PaperHub
7.0
/10
Poster4 位审稿人
最低6最高8标准差1.0
8
8
6
6
3.0
置信度
ICLR 2024

SLiMe: Segment Like Me

OpenReviewPDF
提交: 2023-09-21更新: 2024-03-13
TL;DR

a one-shot image segmentation method capable of segmenting at various levels of granularity

摘要

关键词
one-shot segmentationcomputer visiontext-to-image modelsstable diffusioncross attention

评审与讨论

审稿意见
8

This paper examines the problem of class-specific semantic part segmentation, under a one/few-shot data setting.

The method proposed by the paper is to leverage recent advances and findings in diffusion models, specifically in stable diffusion the cross-attention modules capturing relevant spatial regions and being used for semantic correspondence.

Learning is done by fine-tuning the text embedding from a stable diffusion model on an image and a corresponding part segmentation mask. The embedding is optimized under a loss with three components, encouraging the cross-attention map, and introduced weighted accumulated self-attention map, to match the ground-truth segmentation, while not straying too far from the original stable diffusion loss.

Experimental validation is done on car, horse, and face part segmentation, with comparable to favorable results when compared against several recent state-of-the-art baselines.

优点

  • a nice framework for tackling the problem of one/few-shot semantic part segmentation, having clear benefits over existing proposed approaches in terms of amount of additional supervised annotations required for training, while maintaining similar performance

  • in general, paper details are clearly presented, including a thorough supplementary appendix

缺点

  • one of the stated contributions is the introduced weighted accumulated self-attention map. This seems important enough that the incremental contribution of this component to the overall performance should perhaps be added to the main text rather than deferred to the appendix.

  • further, within the appendix, Table 9 shows an improvement from adding WAS-attention, from 62.7 on average to 68.3. I'm a little confused, then, on how this differs from Table 5, as I would have though the last row, setting α=0\alpha=0, would also correspond to dropping WAS-attention, and here the average performance is 68.0

  • lastly, on initial read, I was unsure of how text/text prompt was being used within the proposed method. This was clarified by the first ablation study in A.2, but perhaps a sentence mention of this in the main text would also be helpful.

问题

see weaknesses above, in particular the issue raised in the second bullet

评论

Clarification on Tables 5 and 9

We apologize for the confusion. We clarify that WAS-attention can be employed either solely during inference or during both optimization and inference. When used solely during inference, it has no impact on the optimization process.

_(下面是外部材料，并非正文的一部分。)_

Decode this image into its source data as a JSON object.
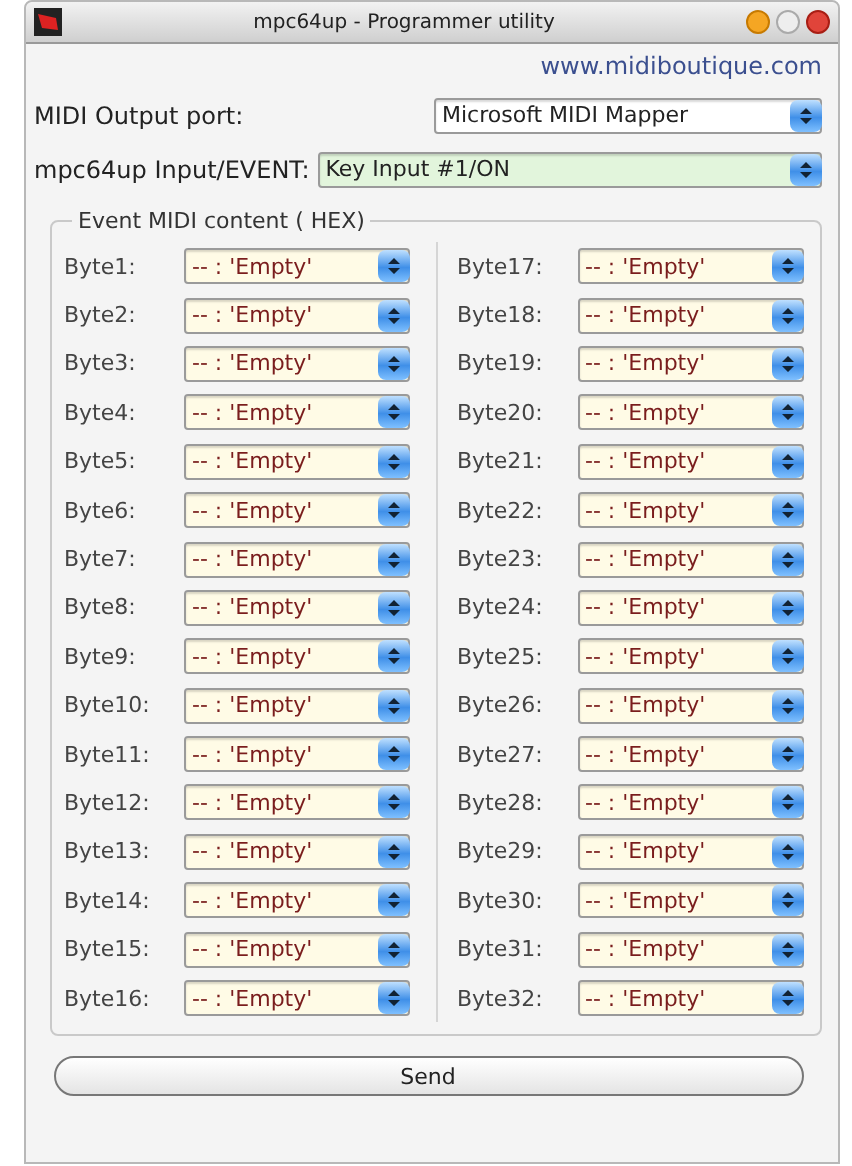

The reference made by the reviewer to Table 5 refers to the scenario where WAS-attention is applied exclusively during inference. On the other hand, Table 9 presents results when WAS-attention is entirely excluded from both optimization and inference steps in the car parts segmentation task. Notably, this exclusion leads to a notable decrease in IoU, dropping from 68.3% to 62.7%.

We ran another experiment with completely removing WAS-attention from both optimization and inference steps on the horse parts segmentation task, where we also see a significant IoU drop (63.3% to 52.4%).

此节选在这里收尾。